I've been mulling this over for a few days. I rarely go to the theatre; if I do, it's to the pantomime, which I love more than anyone else, especially if it is small, regional, and the leading lady is getting rather long in the tooth. Generally, I avoid it like the plague, and I particularly dislike musicals and especially the awful cheesy version of Grease that I went to see in the West End a few years ago. I almost forgot- there was a really good play called A Play What I Wrote; that was brilliant, especially as on the day we went, the guest actor was Miranda Richardson, who played the Queen in Blackadder. It made me weep with laughter, and a chronically ill member of our party guffawed all the way through.
Anyway... Sara, who used to play percussion and sing in No Man's Band, a pre-punk all-female Brighton band, invited me to make up a group of people to go to see this play at the Riverside Theatre in Hammersmith; her sister had devised it, directed it and was also acting in it. Sara's such fun, I couldn't say no ( A New Day was written about her), even though I had misgivings, and wasn't sure I could sit through an hour and forty minutes without fidgeting or falling asleep and snoring.

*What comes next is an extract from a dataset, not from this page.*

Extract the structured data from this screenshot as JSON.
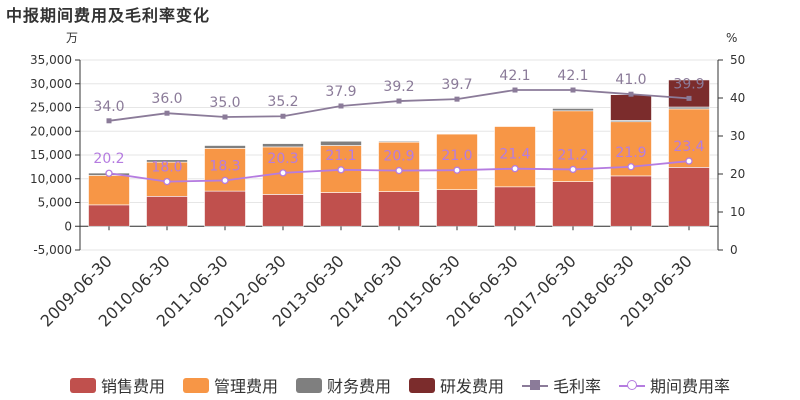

Well, I did neither of those things. It was a very funny play, is a kind of sly way sometimes, and a boisterous way at others. It had been devised on the internet by British and Slovenian actors. It was very feminist without telling anybody- the nudity (lots of it) was male and at at one point, when I thought 'Oh no, they are going to show the tits now', a woman's body was revealed to show flesh-coloured binding on her chest and a hilarious fake willy-and-balls set made of beige nylon.
There was one pillow fight (looked like a hundred pillows) in which the women buried the men, and a later one where the men buried the women. Sometimes there seemed to be too much writhing, but then there were some very funny 'to camera' type confessions, a dual text with words projected n the backcloth (often mocking the storyline), and constant translation into Slovenian which sometimes turned the English words into a joke, just by clever use of facial expression.

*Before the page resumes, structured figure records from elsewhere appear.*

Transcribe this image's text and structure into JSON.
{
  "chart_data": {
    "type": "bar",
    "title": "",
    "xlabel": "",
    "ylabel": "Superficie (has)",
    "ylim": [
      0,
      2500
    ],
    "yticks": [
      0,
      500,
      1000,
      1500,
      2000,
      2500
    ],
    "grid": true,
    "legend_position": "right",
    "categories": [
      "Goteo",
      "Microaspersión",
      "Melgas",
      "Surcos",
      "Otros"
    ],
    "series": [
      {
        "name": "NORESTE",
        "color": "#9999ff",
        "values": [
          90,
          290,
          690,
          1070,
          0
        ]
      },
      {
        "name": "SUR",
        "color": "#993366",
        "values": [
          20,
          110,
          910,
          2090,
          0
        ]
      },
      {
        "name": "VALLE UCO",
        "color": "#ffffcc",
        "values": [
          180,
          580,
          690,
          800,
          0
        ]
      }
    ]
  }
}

What did I think? It was very well done, and I found the actors' faces fascinating. I didn't feel enlightened, but I did feel amused, and the wry cynicism poked fun at both men and women, highlighting cliche without resorting to it. I didn't fall asleep, snore, burp, fart or doodle; it was interesting all the way through, so I didn't look at my watch; there was something very up-to-the-minute about it, as though all the ideas were hot off the press, and it was really energetic. So for a rare foray to the theatre, it was definitely worth it, and all the better for catching up with Sara too.